Another massive data breach has reminded us how vulnerable we are to cyber attacks. Credit monitoring company Equifax announced that a security breach had exposed names, Social Security numbers, birth dates, addresses and, in some cases, driver’s license and credit card numbers, from a whopping 143 million Americans.
Considering that more than half of adults, people over 18, are affected, everyone should go to the Equifax emergency web site, equifaxsecurity2017.com to determine if information has been compromised. If so, you will be enrolled in Equifax's protection service (“TrustedID”). Consumer advocates pressed to make sure that signing up for the service would NOT mean a waiver of legal rights in the future.
But, the service has other issues, according to credit expert John Ulzheimer, “You’re only going to get it free for one year” and chances are, the danger from the giant security breach is going to last a lot longer. Additionally, it “only applies to your Equifax credit report, and not your credit reports at Experian and TransUnion. That’s like locking one of the three doors to your house.”
If you are a victim of this (or any) security breach, here’s what to do — the whole process took me about an hour to complete:
- Contact one (under law, each is obligated to notify the other two) of the three credit bureaus Equifax, Experian and TransUnion to put a free fraud alert on your credit report, which makes it harder for an identity thief to open more accounts in your name. It lasts 90 days, but you can renew it. You will also receive a free credit report from each of the three companies.
- If someone has used your information to make purchases or open accounts, file a complaint with the Federal Trade Commission and print your Identity Theft Affidavit. Use that to file a police report on the security breach and create your Identity Theft Report.
- Place a credit-freeze on your credit reports, which generally stops all access to them. Unfortunately, you need to contact all three companies to freeze your reports. Important note: If you need to access credit, you have to unfreeze your reports, which can take a few days. Some states charge a fee (up to $10) for placing or removing a freeze.
At this point, the question is not if your security will be compromised, but when. While there is no magic shield to protect your coveted identity, there are best practices to keep the criminals at bay.
1) Guard your security:
- Refrain from providing businesses with your SSN just because they ask for it. (Medicare recipients should be careful, because SSNs are printed on Medicare cards.)
- Don’t provide personal information over the phone, through snail mail or via Internet unless you have initiated the contact or you know with whom you are dealing. This is especially important to communicate to older relatives or friends, who are prime targets of fraudsters.
- Beware of over-sharing on social media, where criminals are finding treasure troves of information. Because they are explicitly targeting children under the age of 18, parents need to talk to their kids and explain why it’s so dangerous to share too much information.
2) Protect your Passwords: Change logins and passwords monthly, use password generators and sign up for two-factor authentication.

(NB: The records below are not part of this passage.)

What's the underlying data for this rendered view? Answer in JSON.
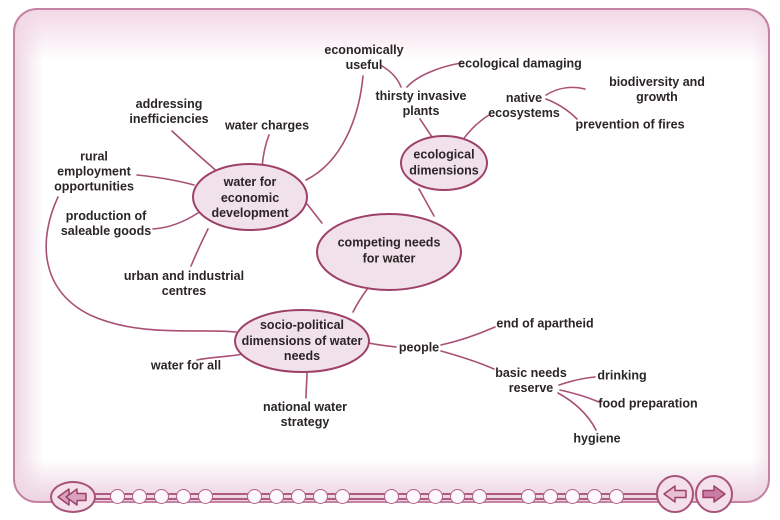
{
  "viewer": {
    "frame_border_color": "#c583a3",
    "frame_glow_color": "#f2d7e5",
    "background_color": "#ffffff"
  },
  "diagram": {
    "accent_line_color": "#a85075",
    "node_fill_color": "#f1e1eb",
    "node_stroke_color": "#9e4168",
    "text_color": "#2b2526",
    "nodes": {
      "competing": {
        "label": "competing needs\nfor water"
      },
      "economic": {
        "label": "water for\neconomic\ndevelopment"
      },
      "ecological": {
        "label": "ecological\ndimensions"
      },
      "socio": {
        "label": "socio-political\ndimensions of water\nneeds"
      }
    },
    "labels": {
      "economically_useful": "economically\nuseful",
      "ecological_damaging": "ecological damaging",
      "thirsty_invasive_plants": "thirsty invasive\nplants",
      "native_ecosystems": "native\necosystems",
      "biodiversity_and_growth": "biodiversity and growth",
      "prevention_of_fires": "prevention of fires",
      "addressing_inefficiencies": "addressing\ninefficiencies",
      "water_charges": "water charges",
      "rural_employment_opportunities": "rural\nemployment\nopportunities",
      "production_of_saleable_goods": "production of\nsaleable goods",
      "urban_and_industrial_centres": "urban and industrial\ncentres",
      "water_for_all": "water for all",
      "national_water_strategy": "national water\nstrategy",
      "people": "people",
      "end_of_apartheid": "end of apartheid",
      "basic_needs_reserve": "basic needs\nreserve",
      "drinking": "drinking",
      "food_preparation": "food preparation",
      "hygiene": "hygiene"
    }
  },
  "nav": {
    "back_icon": "double-left-arrow",
    "prev_icon": "left-arrow",
    "next_icon": "right-arrow",
    "dot_groups": [
      5,
      5,
      5,
      5
    ],
    "line_color": "#ad5b81",
    "dot_stroke_color": "#b3638a",
    "button_stroke_color": "#a8537a",
    "arrow_fill_light": "#e8c0d4",
    "arrow_fill_dark": "#ca7ca4"
  }
}
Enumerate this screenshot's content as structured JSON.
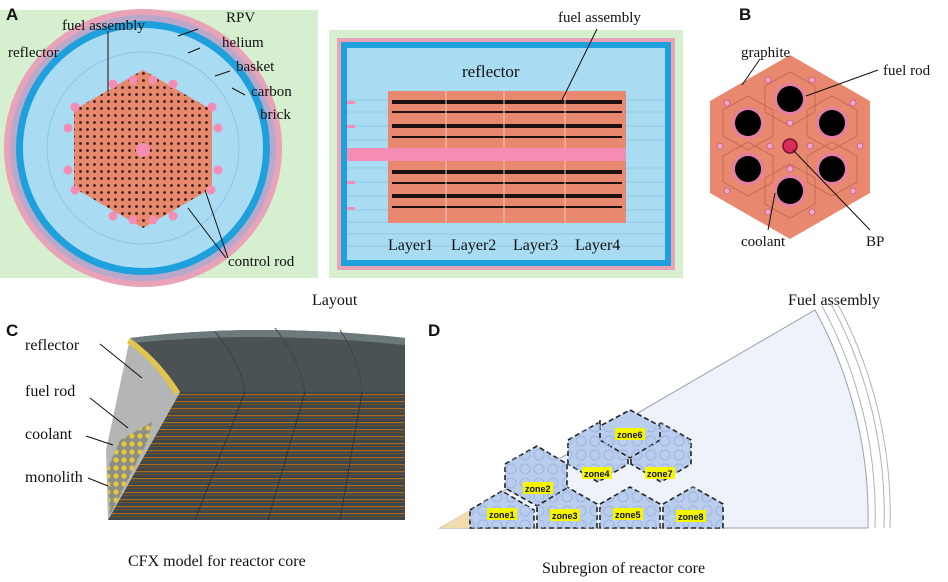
{
  "panels": {
    "a": "A",
    "b": "B",
    "c": "C",
    "d": "D"
  },
  "panel_a": {
    "left": {
      "fuel_assembly": "fuel assembly",
      "rpv": "RPV",
      "reflector": "reflector",
      "helium": "helium",
      "basket": "basket",
      "carbon": "carbon",
      "brick": "brick",
      "control_rod": "control rod"
    },
    "right": {
      "fuel_assembly": "fuel assembly",
      "reflector": "reflector",
      "layers": [
        "Layer1",
        "Layer2",
        "Layer3",
        "Layer4"
      ]
    },
    "caption": "Layout"
  },
  "panel_b": {
    "graphite": "graphite",
    "fuel_rod": "fuel rod",
    "coolant": "coolant",
    "bp": "BP",
    "caption": "Fuel assembly"
  },
  "panel_c": {
    "reflector": "reflector",
    "fuel_rod": "fuel rod",
    "coolant": "coolant",
    "monolith": "monolith",
    "caption": "CFX model for reactor core"
  },
  "panel_d": {
    "zones": [
      "zone1",
      "zone2",
      "zone3",
      "zone4",
      "zone5",
      "zone6",
      "zone7",
      "zone8"
    ],
    "caption": "Subregion of reactor core"
  },
  "colors": {
    "background_green": "#d6efcf",
    "rpv_pink": "#e9a3b8",
    "reflector_blue": "#a9dcf2",
    "basket_blue": "#1ea0dc",
    "core_salmon": "#e8896f",
    "control_rod_pink": "#f48cb4",
    "zone_yellow": "#f5f500",
    "zone_blue": "#b9cdee",
    "model_dark": "#4a5254"
  }
}
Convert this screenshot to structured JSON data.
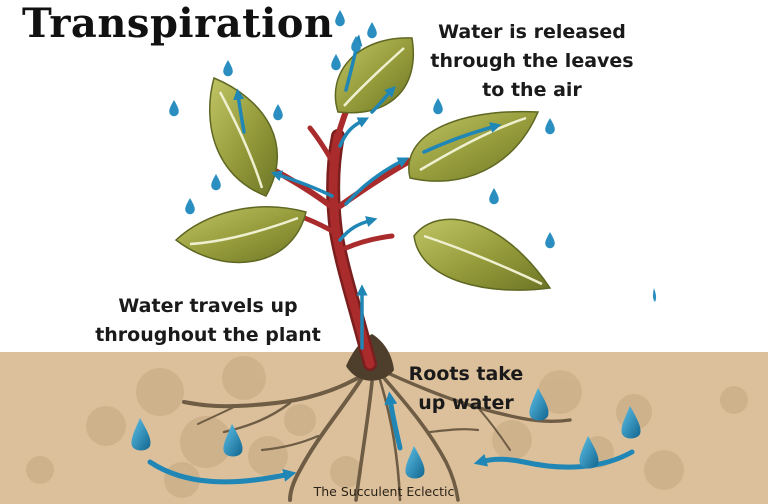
{
  "title": "Transpiration",
  "labels": {
    "leaves": [
      "Water is released",
      "through the leaves",
      "to the air"
    ],
    "travel": [
      "Water travels up",
      "throughout the plant"
    ],
    "roots": [
      "Roots take",
      "up water"
    ]
  },
  "credit": "The Succulent Eclectic",
  "colors": {
    "soil": "#dcc09b",
    "leaf": "#9aa03f",
    "stem": "#a92b2b",
    "water": "#1f86b5",
    "root": "#6e5c45"
  }
}
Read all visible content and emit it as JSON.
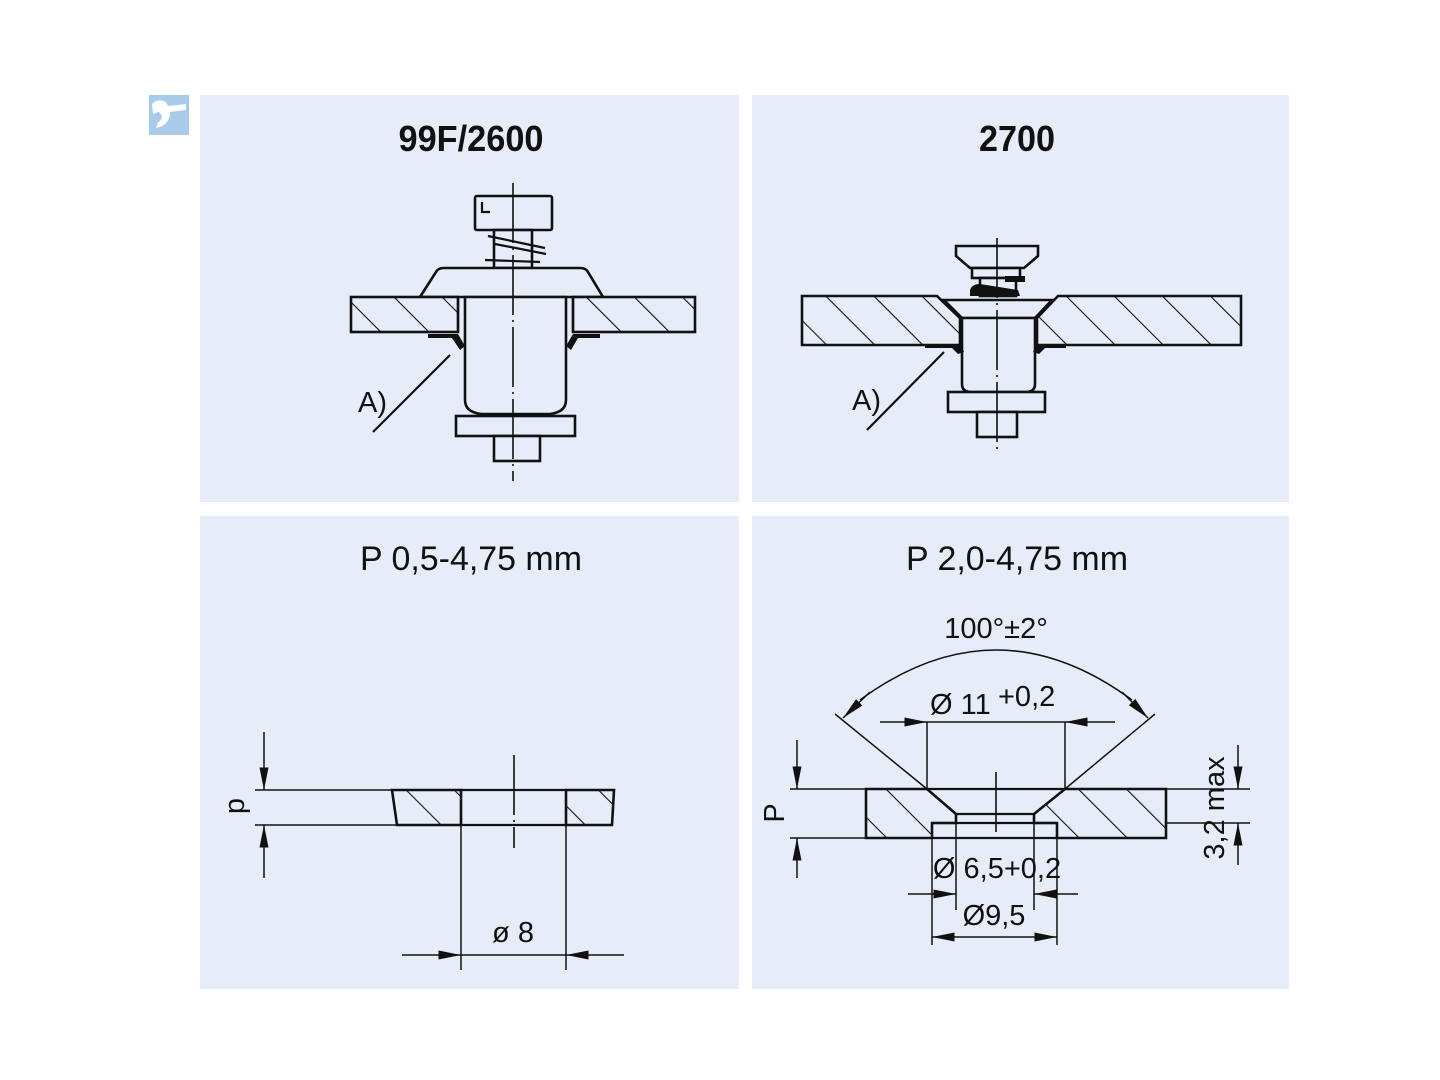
{
  "colors": {
    "panel_bg": "#e6ecf8",
    "logo_bg": "#a9cbe9",
    "line": "#111111"
  },
  "logo": {
    "icon": "wrench-icon"
  },
  "panels": [
    {
      "title": "99F/2600",
      "callout": "A)"
    },
    {
      "title": "2700",
      "callout": "A)"
    },
    {
      "title": "P 0,5-4,75 mm",
      "thickness_label": "p",
      "hole_dim": "ø 8"
    },
    {
      "title": "P 2,0-4,75 mm",
      "thickness_label": "P",
      "angle_dim": "100°±2°",
      "countersink_dim": "Ø 11",
      "countersink_tol": "+0,2",
      "hole_dim": "Ø 6,5+0,2",
      "counterbore_dim": "Ø9,5",
      "depth_dim": "3,2 max"
    }
  ]
}
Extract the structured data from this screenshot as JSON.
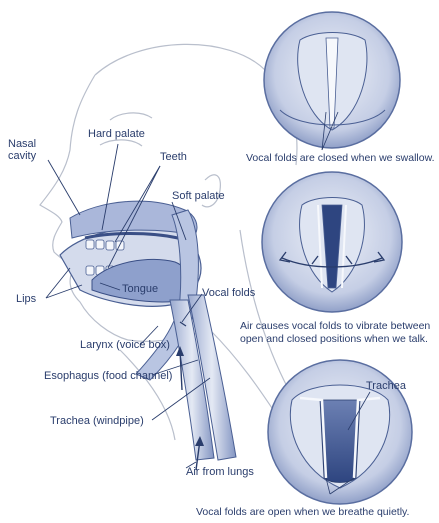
{
  "labels": {
    "nasal_cavity_line1": "Nasal",
    "nasal_cavity_line2": "cavity",
    "hard_palate": "Hard palate",
    "teeth": "Teeth",
    "soft_palate": "Soft palate",
    "tongue": "Tongue",
    "lips": "Lips",
    "vocal_folds": "Vocal folds",
    "larynx": "Larynx (voice box)",
    "esophagus": "Esophagus (food channel)",
    "trachea_windpipe": "Trachea (windpipe)",
    "air_from_lungs": "Air from lungs",
    "trachea": "Trachea"
  },
  "captions": {
    "swallow": "Vocal folds are closed when we swallow.",
    "talk_line1": "Air causes vocal folds to vibrate between",
    "talk_line2": "open and closed positions when we talk.",
    "breathe": "Vocal folds are open when we breathe quietly."
  },
  "colors": {
    "ink": "#2a3d6c",
    "structure_fill": "#c9d2e8",
    "structure_dark": "#4a5f93",
    "background": "#ffffff"
  }
}
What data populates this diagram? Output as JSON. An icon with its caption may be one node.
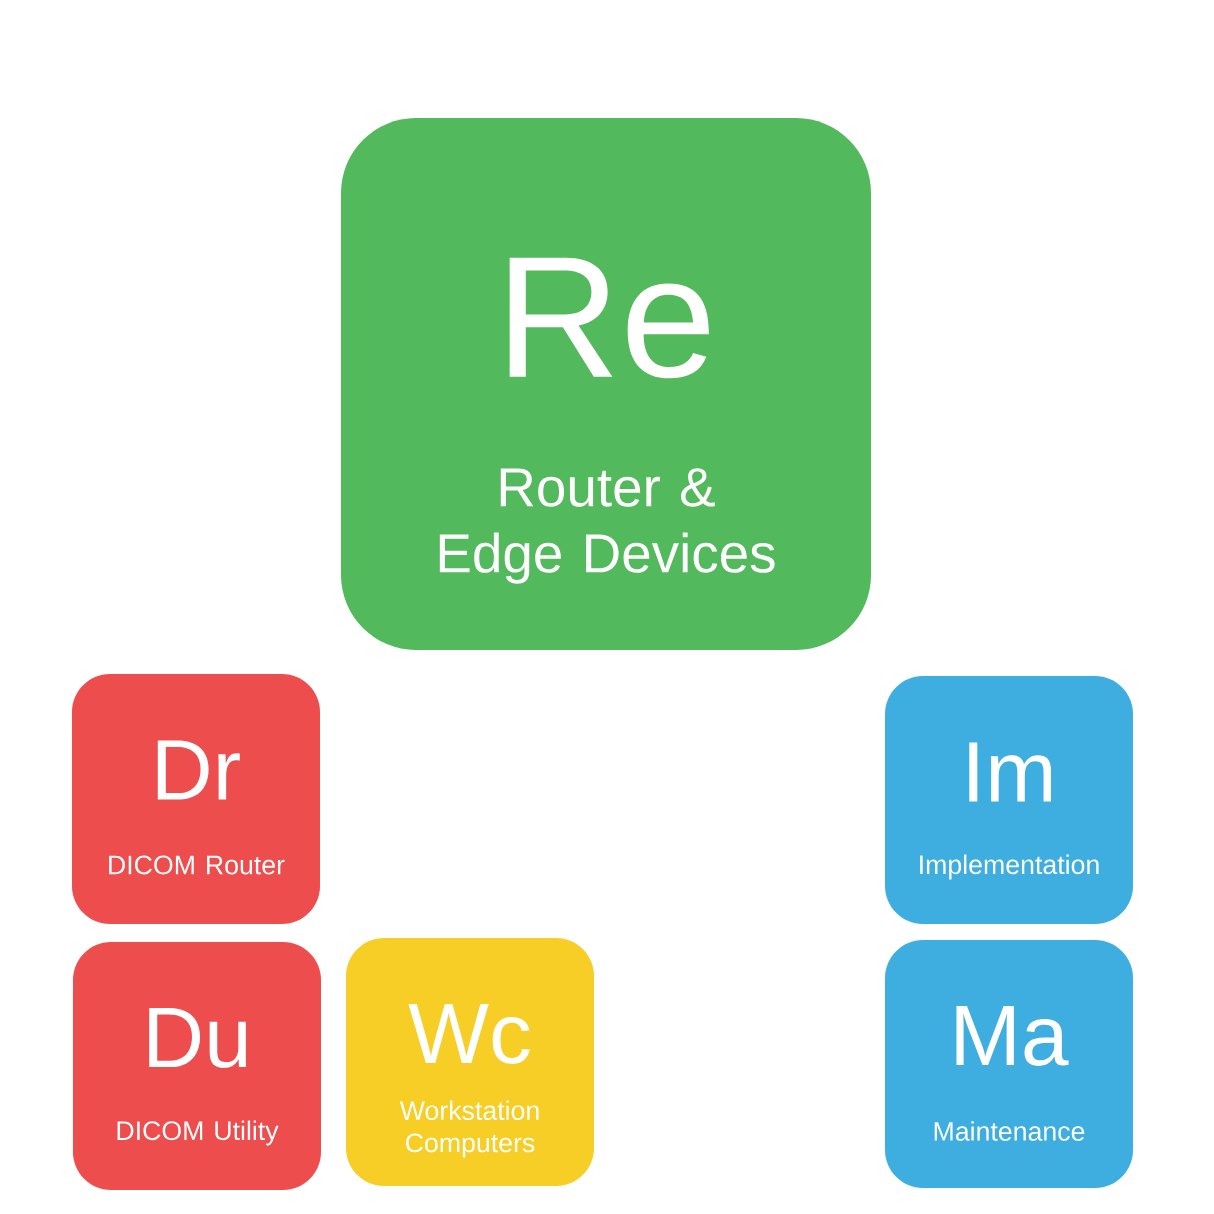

3) Shop carefully: Don’t open yourself up to a security breach by sending financial information on unsecured wireless networks. When making purchases, use a credit card, which has more fraud protections under federal law than debit cards or online payment services.
4) Review credit card statements: Before you pay, make sure that there are no fraudulent charges. While you’re at it, enroll in a credit card notification program, where the bank alerts you to charges over a preset amount.
5) Review your (and your children’s) credit reports every 12 months at annualcreditreport.com. If you find errors in the reports, notify credit bureaus immediately and stay on top of the process.